For more information visit nyp.org/Advances

Dr. Lobritto: [upbeat music] The medical director of a large transplant program in the south, the largest in the country, uh, had a baby that was on their transplant list for six weeks or so. 

Erin Welsh: Dr. Steven Lobritto is the pediatric medical director for liver transplant at NewYork-Presbyterian and Columbia. 

Dr. Lobritto: This baby was born early July, and, uh, birth weight was less than two kilos. 

Erin Welsh: The patient was now two months old and in extremely fragile health. Most critically, she needed a new liver. 

Dr. Lobritto: In multi-organ system failure, um, was on a ventilator, was on dialysis to control the hyperammonemia or, or encephalopathy, had a cardiac arrest. The baby was resuscitated for, like, 45 minutes, had bleeds into the brain, had, had seizures, had infections that were being treated, and on-and-off infections, lines in and out. 

Erin Welsh: At two months old, this baby was only 11 pounds. Because of her age and size, she needed a partial, rather than a whole liver transplant. 

Dr. Lobritto: There are centers, uh, even large centers, that only do whole livers, and trying to find a full organ for a five-kilo kid is, is not gonna be easy no matter what region you are in the country. So, it sort of begs itself for a partial liver. But even a partial liver, an adult partial liver, would be [laughs] a big liver for a baby this small. 

Erin Welsh: The transplant center where the patient and her family originally sought treatment was not able to perform this type of complex partial liver transplant on a patient this small and this sick. 

Dr. Lobritto: This patient had deteriorated to the point that without transplant, the baby wouldn't survive. 

Erin Welsh: That's when the center reached out. 

Dr. Lobritto: To see if we would be able to take on transplantation at our center, especially with our expertise in partial organs and living donation. Our death on the waiting list is almost nonexistent, where in the country it's probably upwards of 6% of the patients who are waiting for livers die waiting for livers. We consider ourselves the court of last resort. If we can't do it, nobody's gonna go someplace else and have it done. 

Erin Welsh: [upbeat music] I'm Erin Welsh, and this is Advances in Care. 

Today, Dr. Steven Lobritto tells the story of a high-risk pediatric liver transplant that required cross-state collaboration, unique surgical expertise, and multidisciplinary coordination to save the life of a critically ill, two-month-old baby.

Dr. Lobritto: We do offer unusually innovative surgeries here. 

Erin Welsh: Dr. Lobritto has been involved in building the liver transplant center at NewYork-Presbyterian and Columbia since 1998, when he began collaborating with leading transplant surgeon Dr. Jean Emond. 
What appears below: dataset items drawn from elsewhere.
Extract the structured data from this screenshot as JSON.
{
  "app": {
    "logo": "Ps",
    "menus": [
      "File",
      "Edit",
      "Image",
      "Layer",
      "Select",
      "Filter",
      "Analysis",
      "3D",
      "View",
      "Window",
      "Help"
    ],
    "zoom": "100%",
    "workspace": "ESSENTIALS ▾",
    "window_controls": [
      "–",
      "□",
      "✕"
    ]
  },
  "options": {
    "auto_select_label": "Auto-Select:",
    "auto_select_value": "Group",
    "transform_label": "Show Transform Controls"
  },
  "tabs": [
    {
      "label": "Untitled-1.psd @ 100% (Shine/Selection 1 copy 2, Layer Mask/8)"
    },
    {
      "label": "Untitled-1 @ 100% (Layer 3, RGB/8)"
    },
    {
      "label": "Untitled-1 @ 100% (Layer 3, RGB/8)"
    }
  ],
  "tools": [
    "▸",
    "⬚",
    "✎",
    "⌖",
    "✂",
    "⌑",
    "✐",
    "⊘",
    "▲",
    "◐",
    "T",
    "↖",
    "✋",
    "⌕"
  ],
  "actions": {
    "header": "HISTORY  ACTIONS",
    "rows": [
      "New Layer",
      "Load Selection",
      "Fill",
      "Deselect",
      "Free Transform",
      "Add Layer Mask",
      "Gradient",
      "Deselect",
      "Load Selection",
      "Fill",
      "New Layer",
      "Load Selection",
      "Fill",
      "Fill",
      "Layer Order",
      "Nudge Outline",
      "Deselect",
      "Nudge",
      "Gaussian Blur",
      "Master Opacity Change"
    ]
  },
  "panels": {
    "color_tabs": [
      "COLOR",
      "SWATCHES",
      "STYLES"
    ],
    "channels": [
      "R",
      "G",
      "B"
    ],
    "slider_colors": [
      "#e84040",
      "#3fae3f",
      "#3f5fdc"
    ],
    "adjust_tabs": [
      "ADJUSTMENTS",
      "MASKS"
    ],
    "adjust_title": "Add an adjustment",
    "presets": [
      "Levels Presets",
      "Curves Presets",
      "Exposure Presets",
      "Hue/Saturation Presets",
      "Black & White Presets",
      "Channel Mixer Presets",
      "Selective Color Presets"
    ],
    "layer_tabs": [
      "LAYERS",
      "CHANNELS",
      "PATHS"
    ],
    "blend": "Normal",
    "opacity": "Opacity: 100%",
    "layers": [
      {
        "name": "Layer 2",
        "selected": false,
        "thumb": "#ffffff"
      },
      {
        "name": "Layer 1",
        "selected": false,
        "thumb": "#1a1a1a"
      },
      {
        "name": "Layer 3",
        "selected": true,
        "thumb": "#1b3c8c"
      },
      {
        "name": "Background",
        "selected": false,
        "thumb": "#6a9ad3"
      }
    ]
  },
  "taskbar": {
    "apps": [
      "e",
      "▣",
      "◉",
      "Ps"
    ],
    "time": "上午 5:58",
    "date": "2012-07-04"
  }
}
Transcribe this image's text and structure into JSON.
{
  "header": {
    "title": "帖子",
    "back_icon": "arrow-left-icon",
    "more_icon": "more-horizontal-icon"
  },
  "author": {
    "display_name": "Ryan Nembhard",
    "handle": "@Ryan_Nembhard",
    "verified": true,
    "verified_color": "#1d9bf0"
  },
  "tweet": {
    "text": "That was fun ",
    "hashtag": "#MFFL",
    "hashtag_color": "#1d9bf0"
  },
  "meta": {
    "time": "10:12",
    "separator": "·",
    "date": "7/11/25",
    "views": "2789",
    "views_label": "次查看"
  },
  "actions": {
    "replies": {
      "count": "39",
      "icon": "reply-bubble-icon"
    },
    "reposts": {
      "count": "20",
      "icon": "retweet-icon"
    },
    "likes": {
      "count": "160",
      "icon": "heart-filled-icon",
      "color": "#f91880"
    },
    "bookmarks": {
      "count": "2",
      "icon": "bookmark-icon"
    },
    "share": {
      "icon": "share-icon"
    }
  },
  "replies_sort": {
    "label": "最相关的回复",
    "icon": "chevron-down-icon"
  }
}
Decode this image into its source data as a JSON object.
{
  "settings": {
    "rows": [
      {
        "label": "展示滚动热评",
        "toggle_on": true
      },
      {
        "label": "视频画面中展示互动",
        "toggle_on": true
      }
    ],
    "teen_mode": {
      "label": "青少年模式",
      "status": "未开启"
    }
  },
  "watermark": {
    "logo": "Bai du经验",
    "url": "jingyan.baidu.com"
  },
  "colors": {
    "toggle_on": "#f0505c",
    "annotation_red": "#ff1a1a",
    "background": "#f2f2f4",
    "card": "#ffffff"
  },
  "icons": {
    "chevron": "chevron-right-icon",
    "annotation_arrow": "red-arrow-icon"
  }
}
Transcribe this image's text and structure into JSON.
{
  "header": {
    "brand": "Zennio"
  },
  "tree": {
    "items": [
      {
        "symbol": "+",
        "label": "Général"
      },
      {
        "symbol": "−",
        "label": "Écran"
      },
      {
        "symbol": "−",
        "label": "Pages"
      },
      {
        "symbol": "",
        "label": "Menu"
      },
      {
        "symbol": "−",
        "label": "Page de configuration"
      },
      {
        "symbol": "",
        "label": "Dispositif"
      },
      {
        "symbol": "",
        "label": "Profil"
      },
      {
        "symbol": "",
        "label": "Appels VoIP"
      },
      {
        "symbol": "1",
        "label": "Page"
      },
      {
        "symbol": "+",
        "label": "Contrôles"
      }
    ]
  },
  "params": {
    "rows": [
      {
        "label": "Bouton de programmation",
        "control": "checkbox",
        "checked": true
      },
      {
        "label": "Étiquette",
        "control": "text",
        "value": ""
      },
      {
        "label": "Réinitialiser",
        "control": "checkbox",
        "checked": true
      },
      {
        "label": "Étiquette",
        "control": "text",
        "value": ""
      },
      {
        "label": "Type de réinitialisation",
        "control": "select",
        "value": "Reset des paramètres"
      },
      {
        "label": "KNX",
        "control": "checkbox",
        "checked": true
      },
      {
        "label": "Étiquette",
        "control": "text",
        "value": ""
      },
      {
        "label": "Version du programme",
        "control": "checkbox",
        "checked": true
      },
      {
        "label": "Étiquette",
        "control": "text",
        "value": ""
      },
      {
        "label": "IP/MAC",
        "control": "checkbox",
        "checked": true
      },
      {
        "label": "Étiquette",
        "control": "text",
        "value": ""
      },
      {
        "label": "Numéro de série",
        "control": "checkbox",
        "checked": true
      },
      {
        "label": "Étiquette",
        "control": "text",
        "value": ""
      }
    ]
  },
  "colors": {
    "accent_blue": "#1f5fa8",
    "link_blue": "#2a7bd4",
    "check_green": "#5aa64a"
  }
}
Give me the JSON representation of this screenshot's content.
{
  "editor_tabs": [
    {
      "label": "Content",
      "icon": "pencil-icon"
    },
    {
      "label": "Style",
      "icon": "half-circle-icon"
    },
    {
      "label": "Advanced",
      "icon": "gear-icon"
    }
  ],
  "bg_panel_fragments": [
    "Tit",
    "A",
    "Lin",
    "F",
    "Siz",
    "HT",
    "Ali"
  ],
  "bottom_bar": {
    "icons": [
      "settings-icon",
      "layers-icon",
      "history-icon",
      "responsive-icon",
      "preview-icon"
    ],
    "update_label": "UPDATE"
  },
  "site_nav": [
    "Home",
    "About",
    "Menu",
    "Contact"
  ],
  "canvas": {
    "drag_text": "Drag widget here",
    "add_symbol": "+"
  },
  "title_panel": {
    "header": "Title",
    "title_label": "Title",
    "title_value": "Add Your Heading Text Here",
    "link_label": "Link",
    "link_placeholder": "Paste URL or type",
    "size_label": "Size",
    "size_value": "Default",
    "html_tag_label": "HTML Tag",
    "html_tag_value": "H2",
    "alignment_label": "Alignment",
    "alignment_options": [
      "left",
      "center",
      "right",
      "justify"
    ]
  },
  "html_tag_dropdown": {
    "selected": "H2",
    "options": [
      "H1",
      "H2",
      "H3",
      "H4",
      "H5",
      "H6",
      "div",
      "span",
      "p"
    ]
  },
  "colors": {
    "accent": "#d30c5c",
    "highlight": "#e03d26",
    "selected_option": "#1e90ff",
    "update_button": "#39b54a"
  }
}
Dr. Lobritto: He was involved in the first living donation from a parent, uh, in this country. He came to a faculty meeting asking for hepatology support. I started working with his team and really fell in love with transplant. [gentle music] A lot of programs in the country, the hepatologist, the medical people took care of somebody pre-, and then the surgeons would take over after the surgery, and we did not do that from the very beginning. So it's not just bringing in a famous surgeon who's quite good. It's having a good anesthesia team that can keep the patients going. It's having radiology be premier, having pathology premier, you know, having, um, the intensive care unit trained to take care of these patients both pre- and post-transplant. And I think that's why we were successful, because we knew the elements that needed to be there, and we were able to put it together with the support of the hospital. 

Erin Welsh: Almost 30 years later, the liver transplant center has performed more than 3,500 transplants for children and adults. This transitional cross-disciplinary approach has laid the groundwork for Dr. Lobritto and his team to become leaders in the most cutting-edge liver transplantation techniques. 

Dr. Lobritto: There's a lot of other transplant centers in the city. A lot of the other centers might take some of the easier cases, and what's left for Columbia is, is certainly some of the hardest cases. 

Erin Welsh: Dr. Lobritto and his team routinely execute surgeries other centers can't take on. For one, they're experts in living donor surgery, which significantly increases access to organs for patients who are awaiting transplant. And critically, they're skilled in partial liver transplant techniques. 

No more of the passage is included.